Modulation of the Activity of an Integral Membrane Protein by Phospholipids in Mixed Micelles

Abstract

Although the importance of lipid-protein interactions in determining the biological function of integral membrane proteins is well recognized, the underlying molecular mechanisms remain unclear. In this work we explore the modulation of the enzymatic activity of an integral membrane protein by phospholipids, using the Plasma Membrane Calcium Pump (PMCA) reconstituted in mixed detergent C12E10-phospholipid micelles as model system. Increasing amounts of phospholipids were added to purified PMCA preparations reconstituted in detergent micelles producing a reversible increase in activity reaching a maximum value.

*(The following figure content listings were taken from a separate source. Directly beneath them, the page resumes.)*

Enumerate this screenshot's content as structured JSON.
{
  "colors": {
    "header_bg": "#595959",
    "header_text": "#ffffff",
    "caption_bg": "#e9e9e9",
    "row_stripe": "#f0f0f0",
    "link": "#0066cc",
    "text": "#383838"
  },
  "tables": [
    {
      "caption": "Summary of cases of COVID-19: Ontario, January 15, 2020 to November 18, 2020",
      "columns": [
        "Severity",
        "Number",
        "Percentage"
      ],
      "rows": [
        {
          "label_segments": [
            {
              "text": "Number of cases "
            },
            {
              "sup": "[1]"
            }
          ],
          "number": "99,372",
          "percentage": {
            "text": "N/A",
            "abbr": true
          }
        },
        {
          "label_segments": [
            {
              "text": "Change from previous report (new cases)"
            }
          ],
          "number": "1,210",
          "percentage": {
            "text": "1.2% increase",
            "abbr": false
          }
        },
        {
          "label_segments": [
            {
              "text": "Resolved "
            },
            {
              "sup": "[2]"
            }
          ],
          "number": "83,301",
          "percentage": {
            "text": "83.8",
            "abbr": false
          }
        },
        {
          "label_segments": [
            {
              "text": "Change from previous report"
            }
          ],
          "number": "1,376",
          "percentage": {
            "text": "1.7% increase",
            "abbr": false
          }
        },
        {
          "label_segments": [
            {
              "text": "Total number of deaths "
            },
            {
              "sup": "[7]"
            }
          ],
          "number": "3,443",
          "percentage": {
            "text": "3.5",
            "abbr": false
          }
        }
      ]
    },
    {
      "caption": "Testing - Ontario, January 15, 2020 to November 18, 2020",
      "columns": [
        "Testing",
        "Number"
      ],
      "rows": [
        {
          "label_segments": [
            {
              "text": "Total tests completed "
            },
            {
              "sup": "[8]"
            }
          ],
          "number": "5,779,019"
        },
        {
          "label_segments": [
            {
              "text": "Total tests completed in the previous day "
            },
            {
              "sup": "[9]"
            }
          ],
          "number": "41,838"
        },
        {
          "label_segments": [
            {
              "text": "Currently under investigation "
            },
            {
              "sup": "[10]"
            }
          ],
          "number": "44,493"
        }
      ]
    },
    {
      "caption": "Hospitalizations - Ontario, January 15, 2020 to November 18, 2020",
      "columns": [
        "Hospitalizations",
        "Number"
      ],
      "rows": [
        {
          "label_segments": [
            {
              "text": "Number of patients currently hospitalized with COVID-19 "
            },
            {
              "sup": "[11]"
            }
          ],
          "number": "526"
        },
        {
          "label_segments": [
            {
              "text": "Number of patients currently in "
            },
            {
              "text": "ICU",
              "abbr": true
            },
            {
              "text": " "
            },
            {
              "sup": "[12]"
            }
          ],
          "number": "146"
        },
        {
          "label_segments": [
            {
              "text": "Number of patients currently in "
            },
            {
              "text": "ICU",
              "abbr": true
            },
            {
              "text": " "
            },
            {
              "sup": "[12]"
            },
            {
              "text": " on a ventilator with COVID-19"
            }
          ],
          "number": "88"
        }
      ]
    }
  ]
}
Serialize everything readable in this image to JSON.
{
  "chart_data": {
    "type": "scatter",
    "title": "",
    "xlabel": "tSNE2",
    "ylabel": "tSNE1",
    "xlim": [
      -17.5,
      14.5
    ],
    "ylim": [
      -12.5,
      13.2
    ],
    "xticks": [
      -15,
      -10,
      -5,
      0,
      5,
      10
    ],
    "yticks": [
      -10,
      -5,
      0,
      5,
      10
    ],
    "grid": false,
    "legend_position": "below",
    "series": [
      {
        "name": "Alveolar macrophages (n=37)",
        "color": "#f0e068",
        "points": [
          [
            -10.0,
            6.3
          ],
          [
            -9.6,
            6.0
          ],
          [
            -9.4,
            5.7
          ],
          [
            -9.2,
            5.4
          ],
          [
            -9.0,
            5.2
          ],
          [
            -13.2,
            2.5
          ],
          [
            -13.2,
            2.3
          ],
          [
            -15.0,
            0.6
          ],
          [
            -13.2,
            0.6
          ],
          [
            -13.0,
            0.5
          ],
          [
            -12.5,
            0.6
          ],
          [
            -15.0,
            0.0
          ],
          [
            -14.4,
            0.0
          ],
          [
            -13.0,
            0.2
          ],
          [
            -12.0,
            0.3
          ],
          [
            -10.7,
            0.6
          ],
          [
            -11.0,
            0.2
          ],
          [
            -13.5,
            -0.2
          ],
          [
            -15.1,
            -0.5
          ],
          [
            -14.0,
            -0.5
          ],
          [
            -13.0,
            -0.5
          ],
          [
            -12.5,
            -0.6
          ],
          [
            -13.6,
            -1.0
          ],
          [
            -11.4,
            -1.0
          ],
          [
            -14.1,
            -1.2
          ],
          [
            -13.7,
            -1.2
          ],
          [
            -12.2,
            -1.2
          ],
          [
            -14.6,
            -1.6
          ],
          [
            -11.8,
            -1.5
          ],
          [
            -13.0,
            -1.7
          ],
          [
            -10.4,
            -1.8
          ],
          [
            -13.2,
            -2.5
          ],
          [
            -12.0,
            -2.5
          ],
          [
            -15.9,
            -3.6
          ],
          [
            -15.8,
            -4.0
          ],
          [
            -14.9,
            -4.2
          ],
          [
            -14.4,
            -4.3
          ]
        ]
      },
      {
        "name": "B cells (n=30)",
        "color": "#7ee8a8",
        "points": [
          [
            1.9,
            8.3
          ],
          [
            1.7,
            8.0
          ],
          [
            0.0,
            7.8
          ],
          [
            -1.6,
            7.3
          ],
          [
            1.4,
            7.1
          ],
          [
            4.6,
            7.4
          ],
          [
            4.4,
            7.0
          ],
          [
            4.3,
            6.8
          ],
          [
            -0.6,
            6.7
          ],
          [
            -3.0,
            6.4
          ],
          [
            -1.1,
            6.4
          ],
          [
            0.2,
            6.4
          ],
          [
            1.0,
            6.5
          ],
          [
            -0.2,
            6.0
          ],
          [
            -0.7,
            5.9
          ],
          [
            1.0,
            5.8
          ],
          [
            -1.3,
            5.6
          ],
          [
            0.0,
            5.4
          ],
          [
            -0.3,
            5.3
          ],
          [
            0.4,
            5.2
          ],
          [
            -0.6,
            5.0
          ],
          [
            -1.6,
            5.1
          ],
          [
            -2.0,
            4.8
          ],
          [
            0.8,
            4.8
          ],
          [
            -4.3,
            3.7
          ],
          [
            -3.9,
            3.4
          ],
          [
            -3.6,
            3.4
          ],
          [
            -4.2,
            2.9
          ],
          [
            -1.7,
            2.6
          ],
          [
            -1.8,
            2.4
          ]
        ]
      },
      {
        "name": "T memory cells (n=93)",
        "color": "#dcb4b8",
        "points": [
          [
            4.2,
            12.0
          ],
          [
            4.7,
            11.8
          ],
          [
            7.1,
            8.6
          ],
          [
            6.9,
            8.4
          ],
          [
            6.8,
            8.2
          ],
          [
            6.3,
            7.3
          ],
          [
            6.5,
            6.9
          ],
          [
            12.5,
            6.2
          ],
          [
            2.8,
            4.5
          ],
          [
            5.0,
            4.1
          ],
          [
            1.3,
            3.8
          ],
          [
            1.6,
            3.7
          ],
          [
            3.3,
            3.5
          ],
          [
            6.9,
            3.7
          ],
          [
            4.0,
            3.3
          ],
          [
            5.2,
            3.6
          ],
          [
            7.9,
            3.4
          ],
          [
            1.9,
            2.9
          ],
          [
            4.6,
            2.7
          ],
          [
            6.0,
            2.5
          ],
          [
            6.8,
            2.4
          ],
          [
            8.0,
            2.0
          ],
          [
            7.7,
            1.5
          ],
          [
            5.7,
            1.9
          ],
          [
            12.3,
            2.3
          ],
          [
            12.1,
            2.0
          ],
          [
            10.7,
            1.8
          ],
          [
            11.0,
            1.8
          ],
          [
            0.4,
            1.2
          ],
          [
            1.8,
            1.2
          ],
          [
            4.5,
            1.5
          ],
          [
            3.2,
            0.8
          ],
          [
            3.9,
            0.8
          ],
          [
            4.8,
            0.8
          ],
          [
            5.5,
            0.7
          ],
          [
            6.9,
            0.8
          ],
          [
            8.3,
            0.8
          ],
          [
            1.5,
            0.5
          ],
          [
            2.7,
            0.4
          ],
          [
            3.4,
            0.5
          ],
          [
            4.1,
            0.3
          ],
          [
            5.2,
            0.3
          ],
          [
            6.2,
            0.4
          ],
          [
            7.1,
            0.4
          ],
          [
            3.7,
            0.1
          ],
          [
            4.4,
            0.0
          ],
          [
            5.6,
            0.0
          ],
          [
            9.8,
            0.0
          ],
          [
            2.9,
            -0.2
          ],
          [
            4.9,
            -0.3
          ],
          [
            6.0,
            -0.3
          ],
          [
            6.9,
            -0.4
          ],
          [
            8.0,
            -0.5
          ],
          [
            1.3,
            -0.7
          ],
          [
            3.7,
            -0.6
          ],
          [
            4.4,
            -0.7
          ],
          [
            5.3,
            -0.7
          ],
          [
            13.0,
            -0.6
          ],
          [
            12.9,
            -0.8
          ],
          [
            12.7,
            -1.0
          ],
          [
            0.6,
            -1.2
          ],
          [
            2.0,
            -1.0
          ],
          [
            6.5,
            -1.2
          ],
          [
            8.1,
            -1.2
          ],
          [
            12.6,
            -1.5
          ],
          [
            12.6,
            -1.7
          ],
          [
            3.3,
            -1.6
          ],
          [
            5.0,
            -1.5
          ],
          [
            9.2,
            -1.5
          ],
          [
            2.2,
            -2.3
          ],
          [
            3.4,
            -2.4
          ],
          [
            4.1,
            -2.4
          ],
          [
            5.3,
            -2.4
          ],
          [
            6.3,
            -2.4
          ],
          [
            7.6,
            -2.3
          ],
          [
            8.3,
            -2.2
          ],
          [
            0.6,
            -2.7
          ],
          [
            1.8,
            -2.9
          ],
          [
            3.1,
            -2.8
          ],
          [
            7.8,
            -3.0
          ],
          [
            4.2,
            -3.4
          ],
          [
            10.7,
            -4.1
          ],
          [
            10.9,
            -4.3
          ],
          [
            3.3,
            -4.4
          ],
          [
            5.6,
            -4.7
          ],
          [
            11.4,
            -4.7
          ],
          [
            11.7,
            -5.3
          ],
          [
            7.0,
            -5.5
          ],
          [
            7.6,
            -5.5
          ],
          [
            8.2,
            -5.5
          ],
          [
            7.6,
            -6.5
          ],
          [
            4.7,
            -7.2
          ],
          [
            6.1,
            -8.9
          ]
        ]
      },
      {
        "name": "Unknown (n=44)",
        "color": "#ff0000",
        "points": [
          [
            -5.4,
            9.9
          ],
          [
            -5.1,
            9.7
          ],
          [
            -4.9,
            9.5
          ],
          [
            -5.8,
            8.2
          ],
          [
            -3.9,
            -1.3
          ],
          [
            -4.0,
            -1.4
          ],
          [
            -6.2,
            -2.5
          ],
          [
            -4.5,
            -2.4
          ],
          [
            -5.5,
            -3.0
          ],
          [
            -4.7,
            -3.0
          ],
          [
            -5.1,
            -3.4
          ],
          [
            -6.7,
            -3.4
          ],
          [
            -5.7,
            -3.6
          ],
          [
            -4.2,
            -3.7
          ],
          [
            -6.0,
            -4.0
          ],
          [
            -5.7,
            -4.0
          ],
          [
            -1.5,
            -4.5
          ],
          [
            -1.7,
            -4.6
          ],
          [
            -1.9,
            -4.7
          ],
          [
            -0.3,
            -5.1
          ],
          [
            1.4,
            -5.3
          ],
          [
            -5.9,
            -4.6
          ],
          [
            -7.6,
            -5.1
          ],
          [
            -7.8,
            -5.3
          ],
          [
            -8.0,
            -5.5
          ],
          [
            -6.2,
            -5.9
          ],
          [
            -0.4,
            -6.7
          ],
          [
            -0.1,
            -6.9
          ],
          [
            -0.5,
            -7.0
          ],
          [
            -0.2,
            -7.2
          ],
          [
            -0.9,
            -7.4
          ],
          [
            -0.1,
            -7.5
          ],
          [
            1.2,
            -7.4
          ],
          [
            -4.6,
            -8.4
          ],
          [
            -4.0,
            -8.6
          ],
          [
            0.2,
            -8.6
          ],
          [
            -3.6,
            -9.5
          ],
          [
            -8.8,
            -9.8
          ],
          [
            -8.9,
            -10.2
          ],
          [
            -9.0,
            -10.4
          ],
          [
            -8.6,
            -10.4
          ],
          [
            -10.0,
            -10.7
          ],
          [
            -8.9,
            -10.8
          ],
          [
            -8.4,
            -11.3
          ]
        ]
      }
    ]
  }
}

No major structural changes occur during this process neither in the protein as assessed by far UV circular dichroism (CD) and tryptophan fluorescence nor in the micellar system as determined by fluorescence spectroscopy and fluorescence correlation spectroscopy (FCS). In addition the relative affinities of phospholipids for the PMCA transmembrane region were evaluated by a FRET method using a pyrene labelled PC as fluorescent probe. These results were analyzed in terms of a macroscopic model that includes the affinities of the phospholipids covering the PMCA transmembrane region and a transduction parameter that correlates the composition of the boundary monolayer with the enzyme activity. The model predictions show good agreement with the experimental data, linking amphiphile/protein interactions with enzymatic activity.